Sacó un sobre y se lo dio a ella. Ella lo tomó con un nudo en la garganta y le dio la vuelta para ver su nombre escrito por Chet. Entonces, también vio una macha marrón en una esquina.
—¿Sangre? —preguntó ella con un hilo de voz.
—No es suya —contestó Liam inmediatamente—. Es mía.
Ella levantó la mirada. Los ojos habían empezado a escocerle.
—¿Eso hace que sea mejor?
Él no contestó.
—¿La has leído? —preguntó ella con ganas de abrirla y con reticencia a la vez.
—¡No! Era algo privado para usted. Por si pasaba algo. Pasó, maldita sea.
—Sí —ella cerró los ojos para contener las lágrimas—. Podías haberla mandado por correo.
—Prometí entregarla en mano —él se levantó de repente—. Puedo esperar fuera mientras la lee y luego, arreglaré la puerta antes de marcharme.
Él se fue al porche antes de que ella pudiera decir algo. Los dedos le temblaron y tenía el corazón en un puño. Habían pasado dieciséis meses, tenía que poder soportarlo después de tanto tiempo pasado, ya había soportado lo peor. Cuántas veces había deseado oír la voz de Chet una vez más o recibir otra carta, lo que fuese del hombre al que había amado tanto como a su vida. Esa carta no podía contener nada que no supiera, solo querría recodarle algunas cosas por si no volvía a casa, cosas que, seguramente, le habría repetido muchas veces.
La abrió lentamente. La cola se había secado y se abrió casi con solo tocarla. Sacó una hoja de papel y los ojos se le empañaron al ver su letra escrita a lápiz.
Sharon, querida, si estás leyendo esto... Bueno eso es evidente. Quiero que sepas que no me olvido de ti ni un instante, ni uno. Eres el motivo por el que sigo adelante. Eres lo único que he querido de verdad y lo único que quiero ahora es volver contigo.
Recuerda toda la alegría y felicidad que me has dado y toda la felicidad que hemos vivido juntos. Cuando lo recuerdes y me recuerdes, recuerda también lo que te dije más de una vez.
Sigue adelante, Sharon. Constrúyete una vida, recupera esa felicidad. Si no lo haces, mi cielo se convertirá en un infierno.
Amor eterno,
Chet
Temblorosa, arrugó el papel en un puño, se dejó caer hacia un lado en el sofá y se sintió dominada por un dolor como no sentía desde hacía mucho tiempo. Sollozó amargamente y las lágrimas le empaparon las mejillas y el sofá. Era como si ese dolor fuese a partirla en dos.
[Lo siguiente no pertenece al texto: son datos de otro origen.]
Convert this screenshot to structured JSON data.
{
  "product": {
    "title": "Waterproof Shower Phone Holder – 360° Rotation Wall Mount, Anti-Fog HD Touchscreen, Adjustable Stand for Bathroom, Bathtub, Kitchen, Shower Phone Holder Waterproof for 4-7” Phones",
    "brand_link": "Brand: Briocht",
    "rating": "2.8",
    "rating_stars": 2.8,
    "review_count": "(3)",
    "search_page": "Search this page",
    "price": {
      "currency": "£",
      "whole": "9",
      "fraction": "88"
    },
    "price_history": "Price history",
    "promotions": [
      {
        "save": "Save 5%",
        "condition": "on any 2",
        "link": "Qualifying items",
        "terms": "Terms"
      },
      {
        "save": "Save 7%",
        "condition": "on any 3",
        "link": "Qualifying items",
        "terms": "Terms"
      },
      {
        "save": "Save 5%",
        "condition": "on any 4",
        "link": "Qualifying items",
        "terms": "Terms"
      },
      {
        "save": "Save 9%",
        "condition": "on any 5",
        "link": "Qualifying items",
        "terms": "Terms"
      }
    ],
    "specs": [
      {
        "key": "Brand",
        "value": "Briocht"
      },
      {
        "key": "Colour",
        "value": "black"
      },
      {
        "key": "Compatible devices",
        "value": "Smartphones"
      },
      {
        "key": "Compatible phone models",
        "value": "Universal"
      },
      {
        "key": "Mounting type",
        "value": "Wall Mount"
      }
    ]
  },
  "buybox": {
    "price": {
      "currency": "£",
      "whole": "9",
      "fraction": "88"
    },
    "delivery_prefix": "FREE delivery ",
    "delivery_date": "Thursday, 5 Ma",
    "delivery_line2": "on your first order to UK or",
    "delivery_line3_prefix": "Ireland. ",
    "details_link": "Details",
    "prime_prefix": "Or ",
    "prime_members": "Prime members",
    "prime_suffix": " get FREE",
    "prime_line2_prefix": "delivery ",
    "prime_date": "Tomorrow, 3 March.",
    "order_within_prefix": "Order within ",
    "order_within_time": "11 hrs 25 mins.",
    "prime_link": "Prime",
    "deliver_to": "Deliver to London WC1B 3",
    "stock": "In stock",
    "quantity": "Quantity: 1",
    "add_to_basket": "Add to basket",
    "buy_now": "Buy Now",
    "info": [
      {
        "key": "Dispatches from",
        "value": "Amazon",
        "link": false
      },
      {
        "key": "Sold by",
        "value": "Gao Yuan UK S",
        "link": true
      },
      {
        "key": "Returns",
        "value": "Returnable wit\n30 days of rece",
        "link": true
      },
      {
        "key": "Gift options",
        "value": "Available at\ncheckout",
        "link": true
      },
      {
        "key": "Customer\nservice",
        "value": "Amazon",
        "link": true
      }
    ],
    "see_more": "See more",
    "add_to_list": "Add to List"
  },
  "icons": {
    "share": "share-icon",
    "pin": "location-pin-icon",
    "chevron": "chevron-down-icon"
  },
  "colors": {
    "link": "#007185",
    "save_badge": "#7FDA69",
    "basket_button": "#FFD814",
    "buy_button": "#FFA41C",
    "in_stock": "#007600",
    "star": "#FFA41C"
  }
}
Liam, en el porche, vaciló. ¿Cómo había esperado que reaccionara? Si no hubiese estado herido, ella habría recibido la carta un año antes. Sin embargo, había llegado tarde y le había reabierto las heridas. Esa carta y la promesa que había hecho habían estado abrasándole la cabeza y el corazón desde que repasó sus cosas antes de marcharse de la rehabilitación.